Здорово, что песня God Save the Queen вышла за две недели до Серебряного юбилея королевы. Изначально она должна были выйти на лейбле A and М задолго до того, как этот юбилей наступит. Но получилось даже лучше, чем я ожидал. Аренда лодки была шикарной идеей. Тогда у нас как раз был застой с концертами. Нам не разрешали выступать то там, то здесь по самым невероятным причинам. Вдобавок Сид создавал гору проблем. Поэтому мы арендовали лодку – ту самую, туристическую, на которой путешественники катаются по Темзе к Тауэру.


Мы пригласили много друзей, модных дизайнеров, и, конечно, тогда мы делали что-то совершенно новое и нетипичное для Лондона. У нас были художники. Смутьяны. Всякая грязь.

Куча девочек-проституток. Алекс Кокс совсем не это показал в своем кино. Согласно его фильму мы все ходили в кожаных куртках с ирокезами.


Но тогда подобного имиджа не было ни у кого. Он появился куда позже. На лодке были парни, косящие под Джона Траволту, рядом с битниками[46] и кем-то еще. Вся эта гремучая смесь раздражала общество и полицию. Но мне это нравилось. Я любил разнообразие. Тогда-то я понял, что должно произойти что-то серьезное. Очень важно, если ты умеешь сочетать несочетаемые друг с другом элементы.

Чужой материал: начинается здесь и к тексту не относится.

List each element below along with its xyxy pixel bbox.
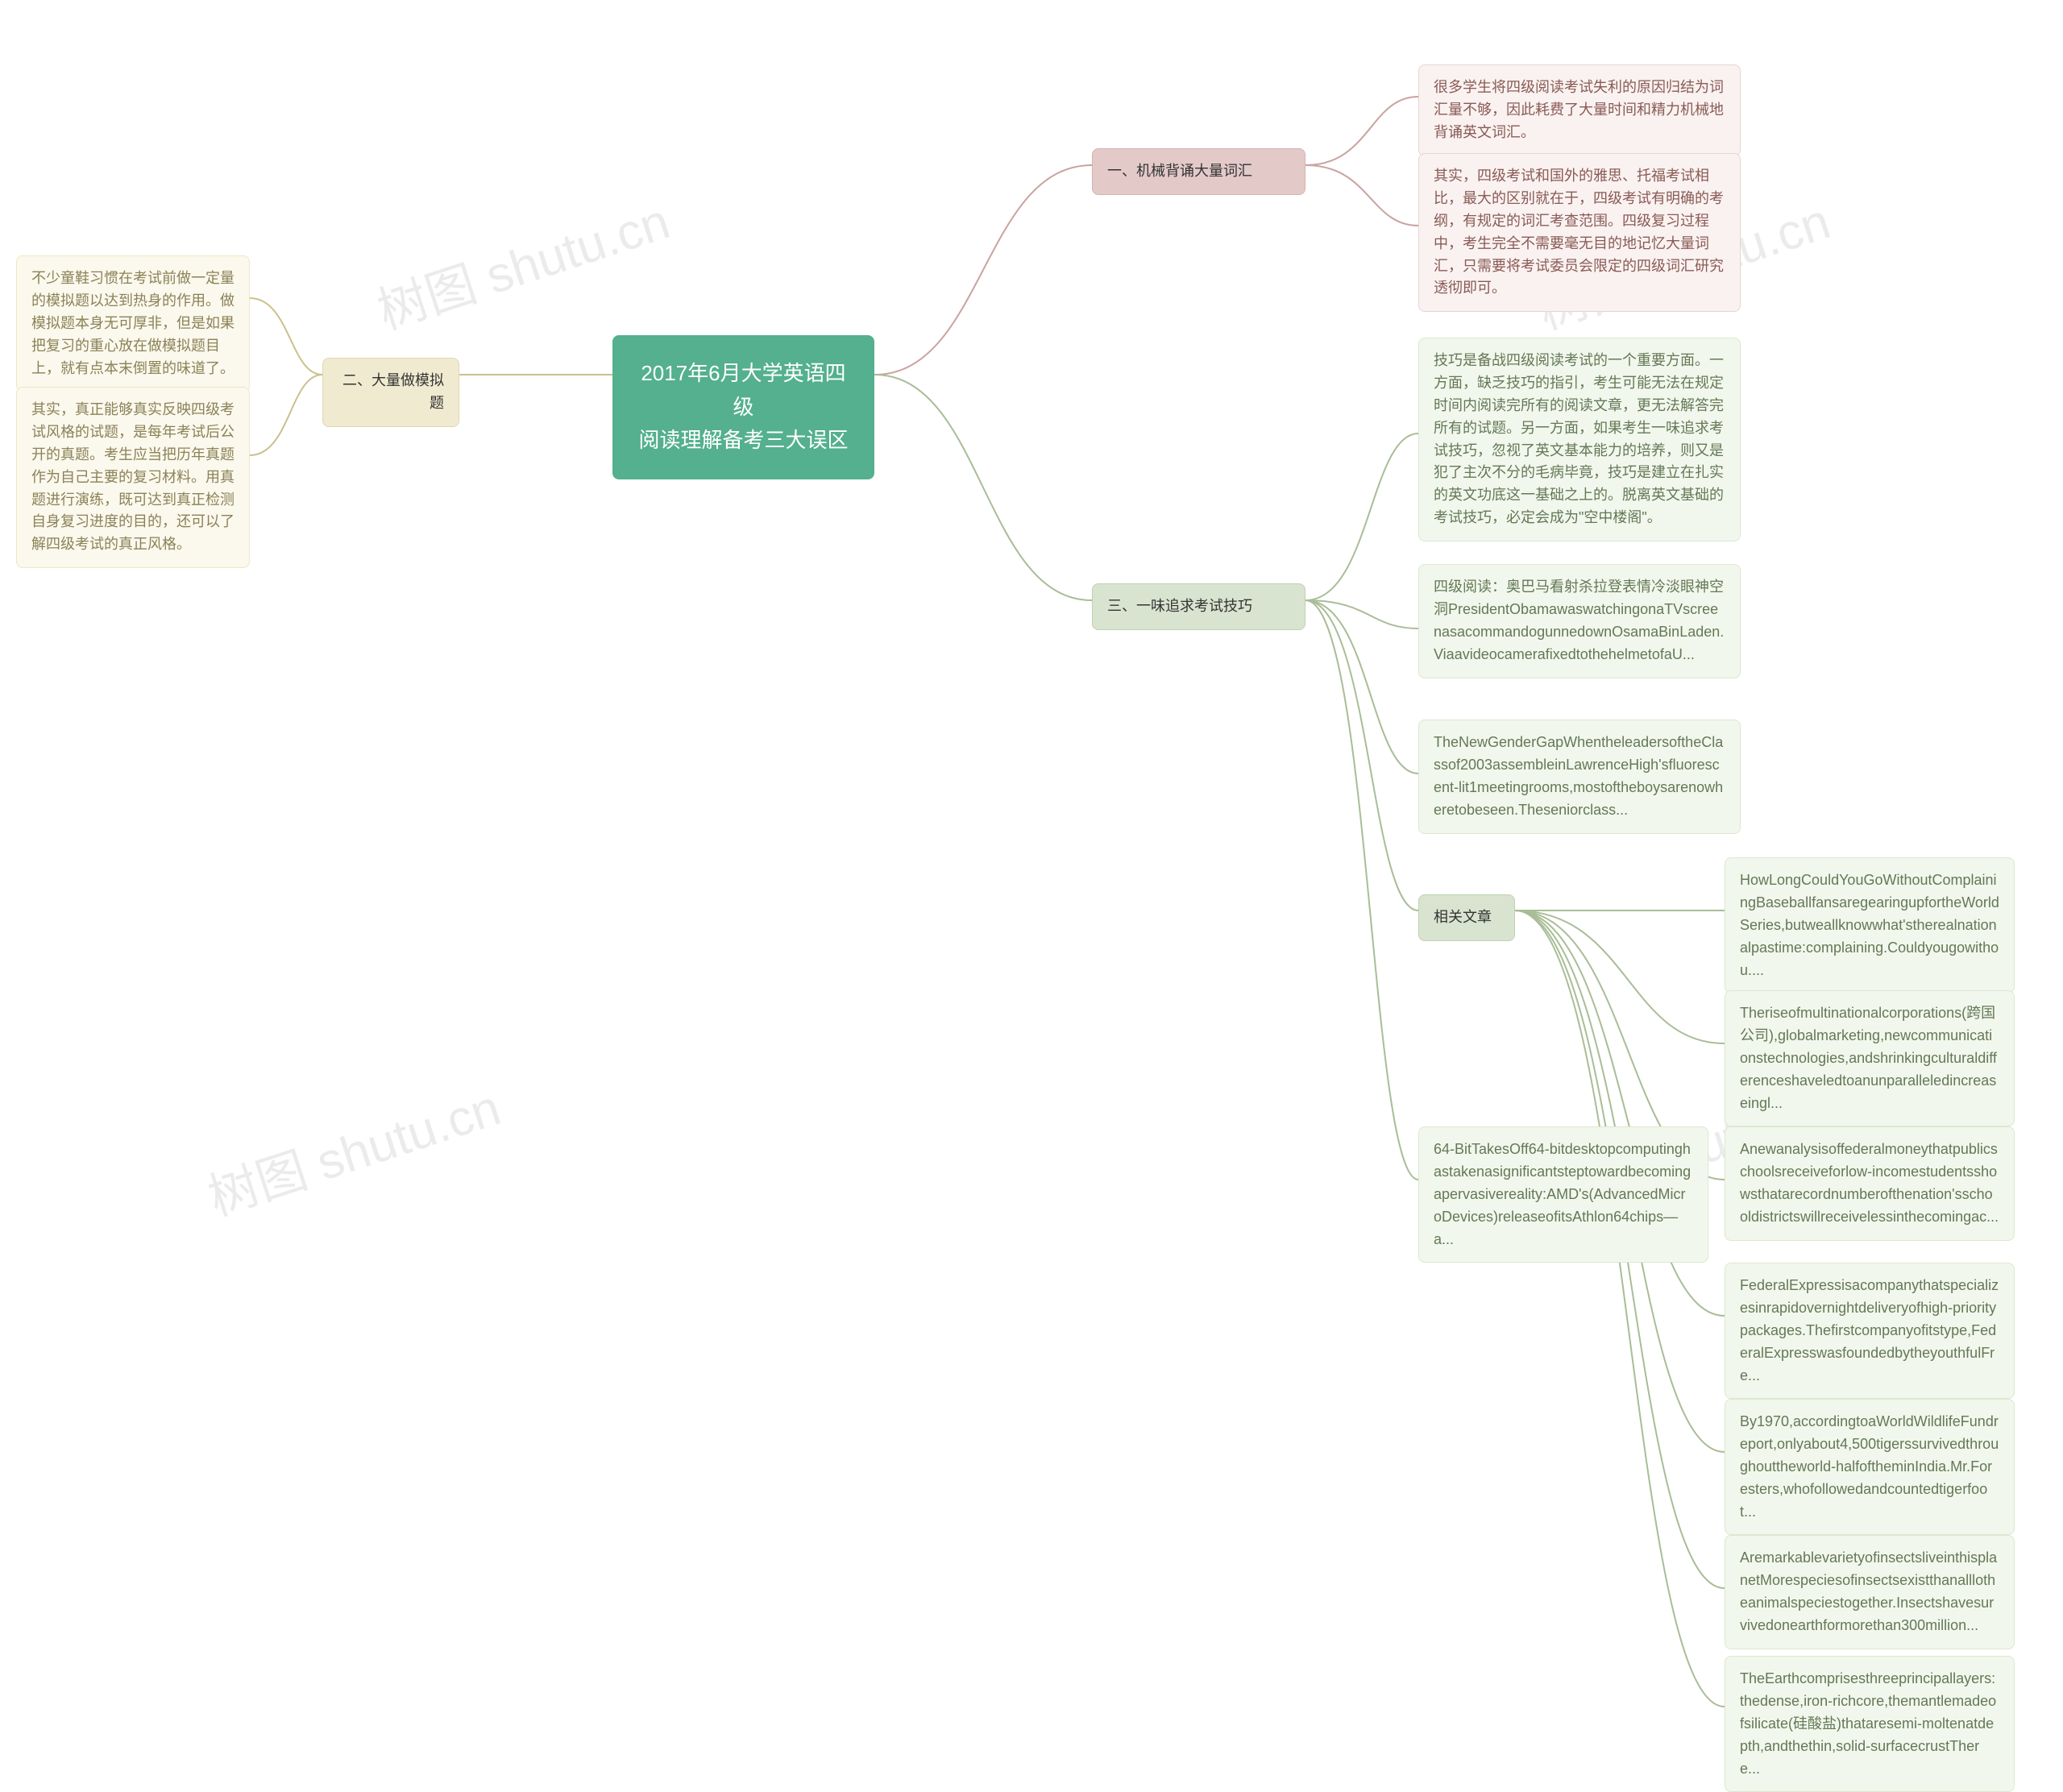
leaf-text: 其实，真正能够真实反映四级考试风格的试题，是每年考试后公开的真题。考生应当把历年…	[31, 401, 235, 552]
related-leaf-2[interactable]: Anewanalysisoffederalmoneythatpublicscho…	[1725, 1126, 2015, 1241]
branch-3-label: 三、一味追求考试技巧	[1107, 598, 1252, 614]
related-label-text: 相关文章	[1434, 909, 1492, 925]
leaf-text: TheEarthcomprisesthreeprincipallayers:th…	[1740, 1670, 1996, 1777]
leaf-text: 很多学生将四级阅读考试失利的原因归结为词汇量不够，因此耗费了大量时间和精力机械地…	[1434, 79, 1724, 140]
leaf-text: By1970,accordingtoaWorldWildlifeFundrepo…	[1740, 1413, 1999, 1520]
related-leaf-0[interactable]: HowLongCouldYouGoWithoutComplainingBaseb…	[1725, 857, 2015, 993]
branch-1[interactable]: 一、机械背诵大量词汇	[1092, 148, 1305, 195]
branch-1-leaf-1[interactable]: 其实，四级考试和国外的雅思、托福考试相比，最大的区别就在于，四级考试有明确的考纲…	[1418, 153, 1741, 312]
branch-3-main-leaf[interactable]: 技巧是备战四级阅读考试的一个重要方面。一方面，缺乏技巧的指引，考生可能无法在规定…	[1418, 338, 1741, 541]
branch-2-leaf-1[interactable]: 其实，真正能够真实反映四级考试风格的试题，是每年考试后公开的真题。考生应当把历年…	[16, 387, 250, 568]
related-leaf-1[interactable]: Theriseofmultinationalcorporations(跨国公司)…	[1725, 990, 2015, 1126]
leaf-text: 不少童鞋习惯在考试前做一定量的模拟题以达到热身的作用。做模拟题本身无可厚非，但是…	[31, 270, 235, 376]
root-title-line2: 阅读理解备考三大误区	[634, 424, 853, 458]
leaf-text: 其实，四级考试和国外的雅思、托福考试相比，最大的区别就在于，四级考试有明确的考纲…	[1434, 168, 1724, 296]
branch-1-leaf-0[interactable]: 很多学生将四级阅读考试失利的原因归结为词汇量不够，因此耗费了大量时间和精力机械地…	[1418, 64, 1741, 156]
branch-3[interactable]: 三、一味追求考试技巧	[1092, 583, 1305, 630]
branch-2[interactable]: 二、大量做模拟题	[322, 358, 459, 427]
branch-2-label: 二、大量做模拟题	[342, 372, 444, 411]
root-title-line1: 2017年6月大学英语四级	[634, 357, 853, 424]
branch-3-sub-2[interactable]: 64-BitTakesOff64-bitdesktopcomputinghast…	[1418, 1126, 1708, 1263]
leaf-text: 四级阅读：奥巴马看射杀拉登表情冷淡眼神空洞PresidentObamawaswa…	[1434, 579, 1724, 662]
branch-3-sub-0[interactable]: 四级阅读：奥巴马看射杀拉登表情冷淡眼神空洞PresidentObamawaswa…	[1418, 564, 1741, 678]
leaf-text: TheNewGenderGapWhentheleadersoftheClasso…	[1434, 734, 1723, 818]
related-leaf-4[interactable]: By1970,accordingtoaWorldWildlifeFundrepo…	[1725, 1399, 2015, 1535]
branch-2-leaf-0[interactable]: 不少童鞋习惯在考试前做一定量的模拟题以达到热身的作用。做模拟题本身无可厚非，但是…	[16, 255, 250, 392]
mindmap-root[interactable]: 2017年6月大学英语四级 阅读理解备考三大误区	[612, 335, 874, 479]
branch-3-sub-1[interactable]: TheNewGenderGapWhentheleadersoftheClasso…	[1418, 720, 1741, 834]
watermark: 树图 shutu.cn	[367, 180, 677, 343]
related-leaf-3[interactable]: FederalExpressisacompanythatspecializesi…	[1725, 1263, 2015, 1399]
leaf-text: Theriseofmultinationalcorporations(跨国公司)…	[1740, 1005, 1997, 1111]
related-leaf-6[interactable]: TheEarthcomprisesthreeprincipallayers:th…	[1725, 1656, 2015, 1792]
leaf-text: 64-BitTakesOff64-bitdesktopcomputinghast…	[1434, 1141, 1691, 1247]
leaf-text: Anewanalysisoffederalmoneythatpublicscho…	[1740, 1141, 1999, 1225]
leaf-text: HowLongCouldYouGoWithoutComplainingBaseb…	[1740, 872, 1999, 978]
leaf-text: Aremarkablevarietyofinsectsliveinthispla…	[1740, 1549, 1997, 1633]
leaf-text: FederalExpressisacompanythatspecializesi…	[1740, 1277, 1999, 1383]
related-articles-label[interactable]: 相关文章	[1418, 894, 1515, 941]
related-leaf-5[interactable]: Aremarkablevarietyofinsectsliveinthispla…	[1725, 1535, 2015, 1649]
leaf-text: 技巧是备战四级阅读考试的一个重要方面。一方面，缺乏技巧的指引，考生可能无法在规定…	[1434, 352, 1724, 525]
watermark: 树图 shutu.cn	[197, 1067, 508, 1230]
branch-1-label: 一、机械背诵大量词汇	[1107, 163, 1252, 179]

Согласно стандартным правилам общества мы должны быть изгоями. Опять-таки фильм Кокса не отображает того, что мы тогда чувствовали. Тогда не было смысла в том, чтобы в кого-то специально превращаться или кому-то подражать.

Вся идея крутого Юбилея состояла в том, что ты можешь делать абсолютно все, что хочешь, на протяжении двадцати четырех часов. Предполагалась полнейшая свобода. Все пабы были открыты всю ночь. Все работало. Люди должны были праздновать, для чего им, собственно, предоставили все ресурсы. Мы сняли лодку, вышли на реку, врубили колонки и сыграли свою любимую новую песню. Конечно же, на нас начали жаловаться. Количество полицейских, которые пытались нас задержать, было внушительным. Мотор завелся. Они ждали нас на мосту, чтобы перехватить в том случае, если кто-то решит спрыгнуть с лодки и убежать. Сказка!